Analysis of Unitarity in Conformal Quantum Gravity

TL;DR

This paper investigates the unitarity of quantum conformal gravity through canonical quantization, revealing violations in unitarity during scattering processes and offering new insights into the ghost problem in quadratic gravity theories.

Contribution

It provides a detailed canonical quantization of Weyl's conformal gravity and analyzes the unitarity of the resulting quantum theory, highlighting issues with the physical subspace.

Findings

Unitarity is violated in scattering events within the quantum conformal gravity framework.

The physical subspace has an indefinite inner product metric and a single eigenstate Hamiltonian.

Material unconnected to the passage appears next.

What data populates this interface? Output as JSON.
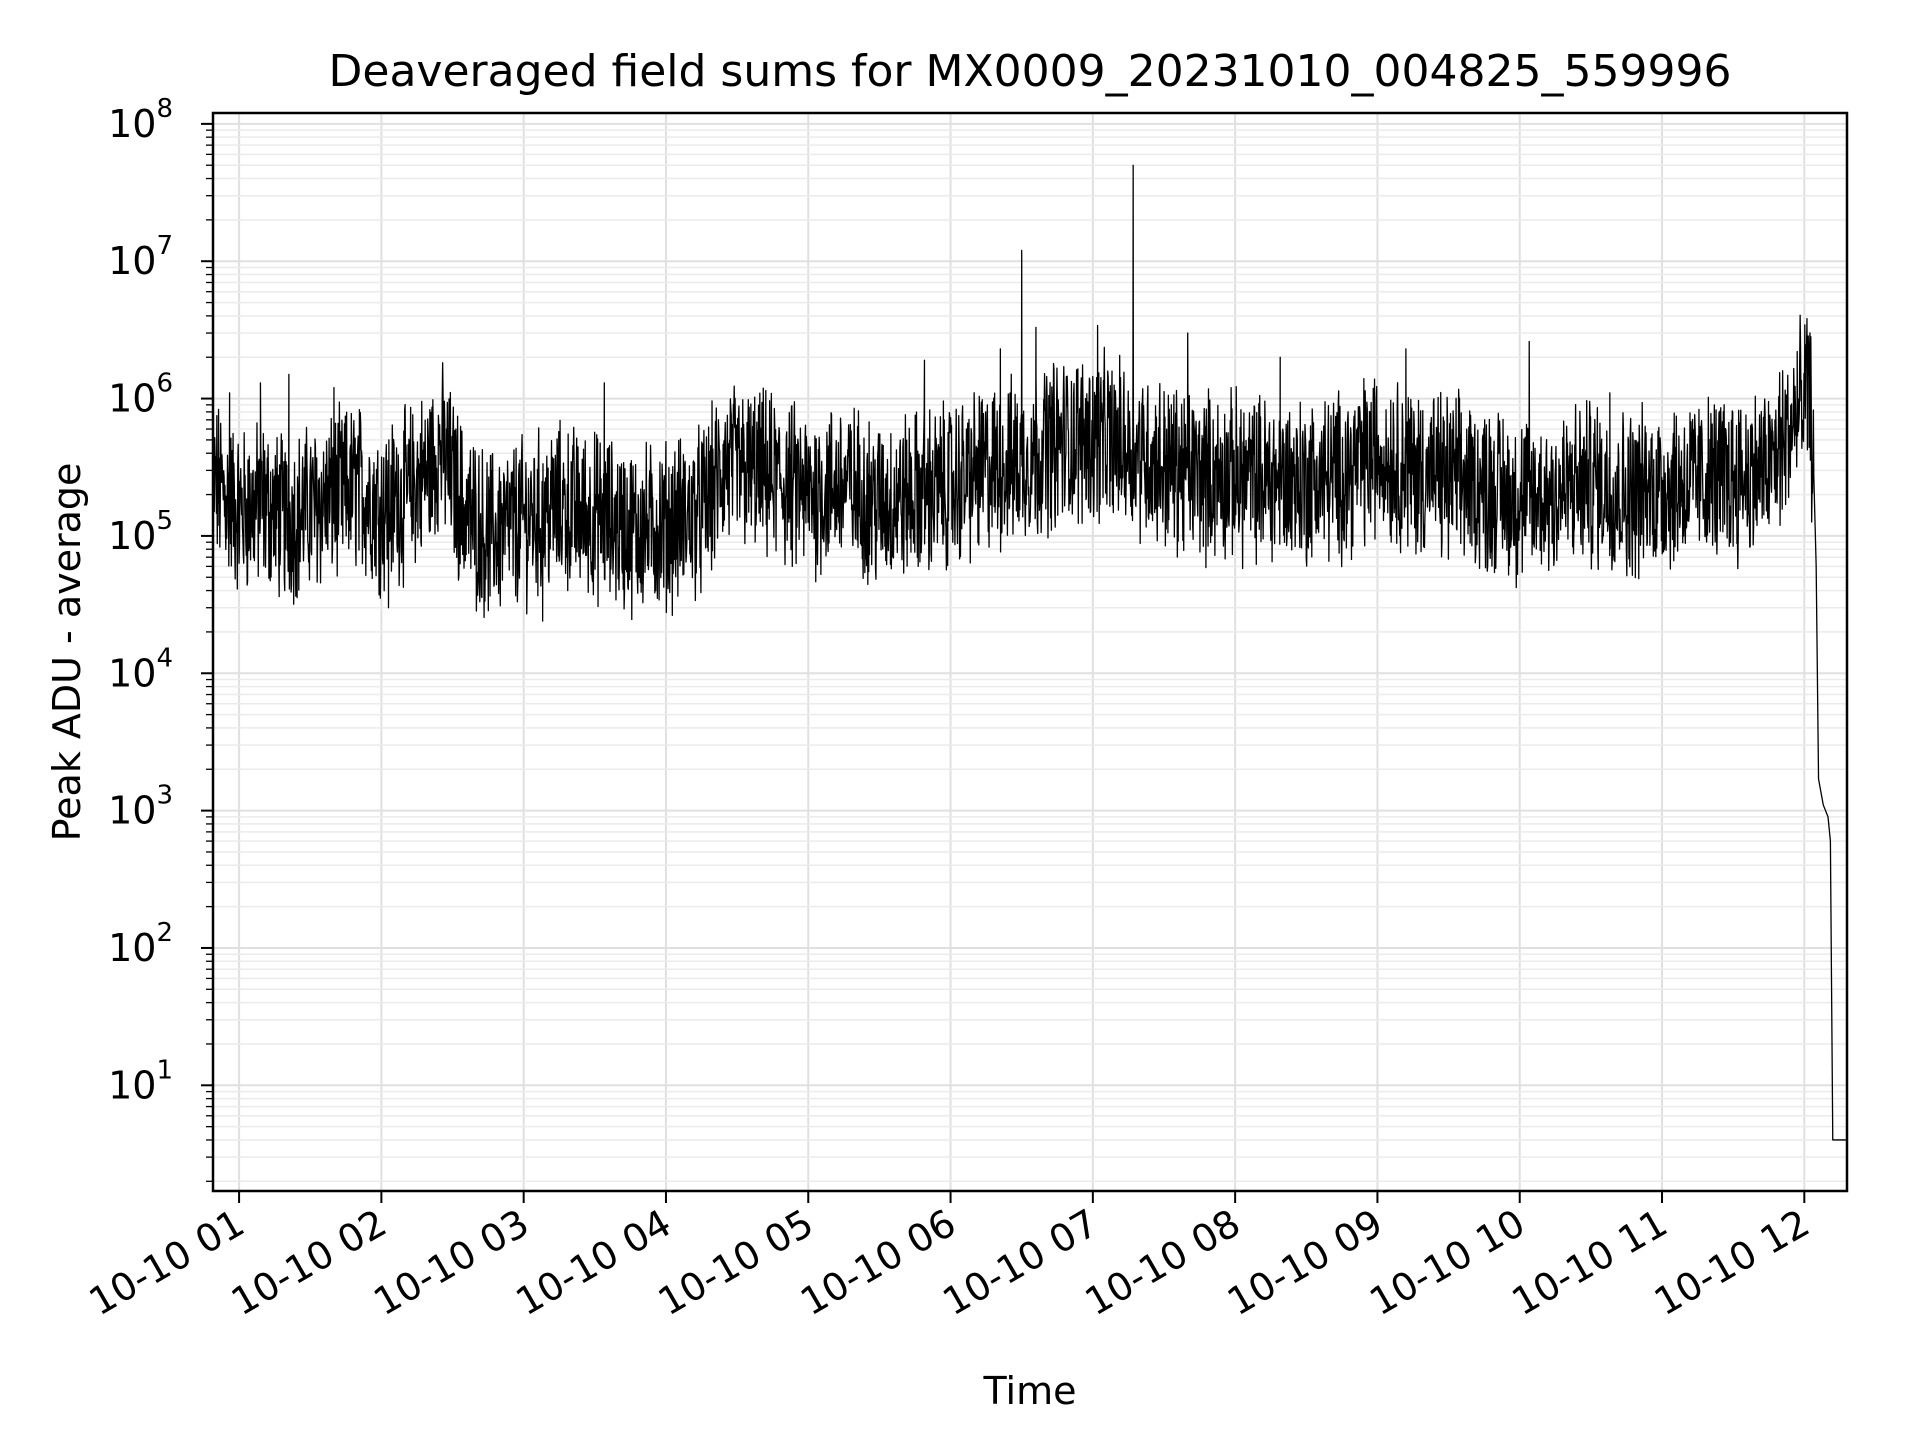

The study offers a new perspective on the ghost problem in quadratic quantum gravity theories.

Abstract

We perform a canonical quantization of Weyl's conformal gravity by means of the covariant operator formalism and investigate the unitarity of the resulting quantum theory. After reducing the originally fourth order theory to second order in time derivatives via the introduction of an auxiliary tensor field, we identify the full Fock space of quantum states under a BRST construction that includes Faddeev-Popov ghost fields corresponding to Weyl transformations. Using the Kugo-Ojima quartet mechanism, we identify the physical subspace of quantum states and find that the subspace containing the transverse spin-2 states comes equipped with an indefinite inner product metric and a one-particle Hamiltonian that possesses only a single eigenstate. We construct the LSZ reduction formula for the S-matrix in this spin-2 subspace and find that unitarity is violated in scattering events. The explicit way in which this violation occurs represents a new view on the ghost-problem in quadratic theories of quantum gravity.